Setting this option affects only the following options:
- Percent Coefficient of Variation
- Mean Value
- Sum
- Sum of Weights
- Uncorrected Sum of Squares
- Default to decimal output
- The output type of a calculation or recalculation column is double. Setting this property causes it to default to decimal. You can specify that individual columns have decimal output while others retain the default type of double. You can also set a default precision and scale.
Options
- Method
-
Your choice of mode depends primarily on the number of groupings in the input data set, taking into account the amount of memory available. You typically use hash mode for a relatively small number of groups; generally, fewer than about 1000 groups per megabyte of memory to be used.

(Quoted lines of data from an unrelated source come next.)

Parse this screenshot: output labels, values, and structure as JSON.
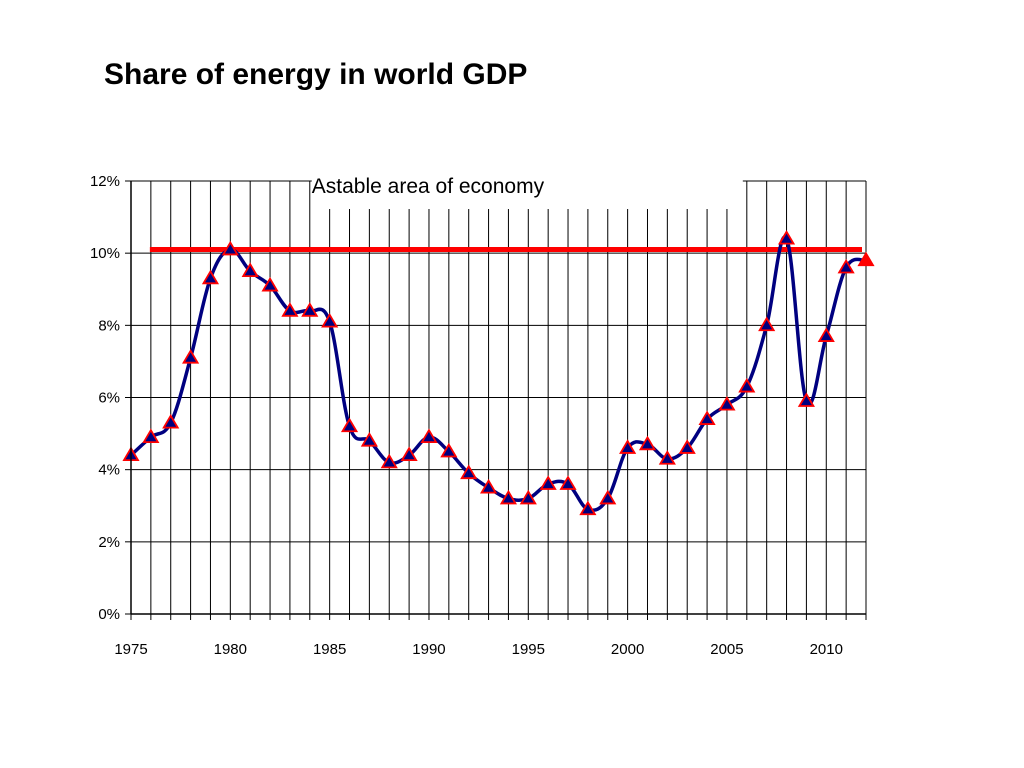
{
  "slide": {
    "title": "Share of energy in world GDP"
  },
  "chart_data": {
    "type": "line",
    "title": "Share of energy in world GDP",
    "xlabel": "",
    "ylabel": "",
    "xlim": [
      1975,
      2012
    ],
    "ylim": [
      0,
      12
    ],
    "x_ticks": [
      1975,
      1980,
      1985,
      1990,
      1995,
      2000,
      2005,
      2010
    ],
    "y_ticks": [
      0,
      2,
      4,
      6,
      8,
      10,
      12
    ],
    "y_tick_labels": [
      "0%",
      "2%",
      "4%",
      "6%",
      "8%",
      "10%",
      "12%"
    ],
    "grid": "vertical lines every year, horizontal lines every 2%",
    "series": [
      {
        "x": [
          1975,
          1976,
          1977,
          1978,
          1979,
          1980,
          1981,
          1982,
          1983,
          1984,
          1985,
          1986,
          1987,
          1988,
          1989,
          1990,
          1991,
          1992,
          1993,
          1994,
          1995,
          1996,
          1997,
          1998,
          1999,
          2000,
          2001,
          2002,
          2003,
          2004,
          2005,
          2006,
          2007,
          2008,
          2009,
          2010,
          2011,
          2012
        ],
        "values": [
          4.4,
          4.9,
          5.3,
          7.1,
          9.3,
          10.1,
          9.5,
          9.1,
          8.4,
          8.4,
          8.1,
          5.2,
          4.8,
          4.2,
          4.4,
          4.9,
          4.5,
          3.9,
          3.5,
          3.2,
          3.2,
          3.6,
          3.6,
          2.9,
          3.2,
          4.6,
          4.7,
          4.3,
          4.6,
          5.4,
          5.8,
          6.3,
          8.0,
          10.4,
          5.9,
          7.7,
          9.6,
          9.8
        ],
        "line_color": "#000080",
        "marker": "triangle",
        "marker_fill": "#000080",
        "marker_edge": "#ff0000"
      }
    ],
    "threshold": {
      "value": 10.1,
      "x_start": 1976,
      "x_end": 2012,
      "color": "#ff0000"
    },
    "annotation": {
      "text": "Astable area of economy",
      "x_start": 1984,
      "x_end": 2006
    }
  }
}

When using hash mode, you should hash partition the input data set by one or more of the grouping key columns so that all the records in the same group are in the same partition. However, hash partitioning is not mandatory, you can use any partitioning method you choose if keeping groups together in a single partition is not important. For example, if you're summing records in each partition and later you'll add the sums across all partitions, you don't need all records in a group to be in the same partition to do this. Note, though, that there will be multiple output records for each group.
If the number of groups is large, which can happen if you specify many grouping keys, or if some grouping keys can take on many values, you would normally use sort mode. However, sort mode requires the input data set to have been partition sorted with all of the grouping keys specified as hashing and sorting keys (this happens automatically if auto is set in the Partitioning tab). Sorting requires a pregrouping operation: after sorting, all records in a given group in the same partition are consecutive.
The method property is set to hash by default.
You might want to try both modes with your particular data and application to determine which gives the better performance. You might find that when calculating statistics on large numbers of groups, sort mode performs better than hash mode, assuming the input data set can be efficiently sorted before it is passed to group.
- Allow null outputs
- Set this to True to indicate that null is a valid output value when calculating minimum value, maximum value, mean value, standard deviation, standard error, sum, sum of weights, and variance. If False, the null value will have 0 substituted when all input values for the calculation column are null. It is False by default.
Advanced
- Execution Mode. The stage can execute in parallel mode or sequential mode. In parallel mode the input data set is processed by the available nodes as specified in the Configuration file, and by any node constraints specified in the Advanced section. In Sequential mode the entire data set is processed by the conductor node.
- Combinability mode. This is Auto by default, which allows IBM DataStage to combine the operators that underlie parallel stages so that they run in the same process if it is sensible for this type of stage.
- Preserve partitioning. This is Set by default. You can select Set or Clear. If you select Set the stage will request that the next stage in the job attempt to maintain the partitioning.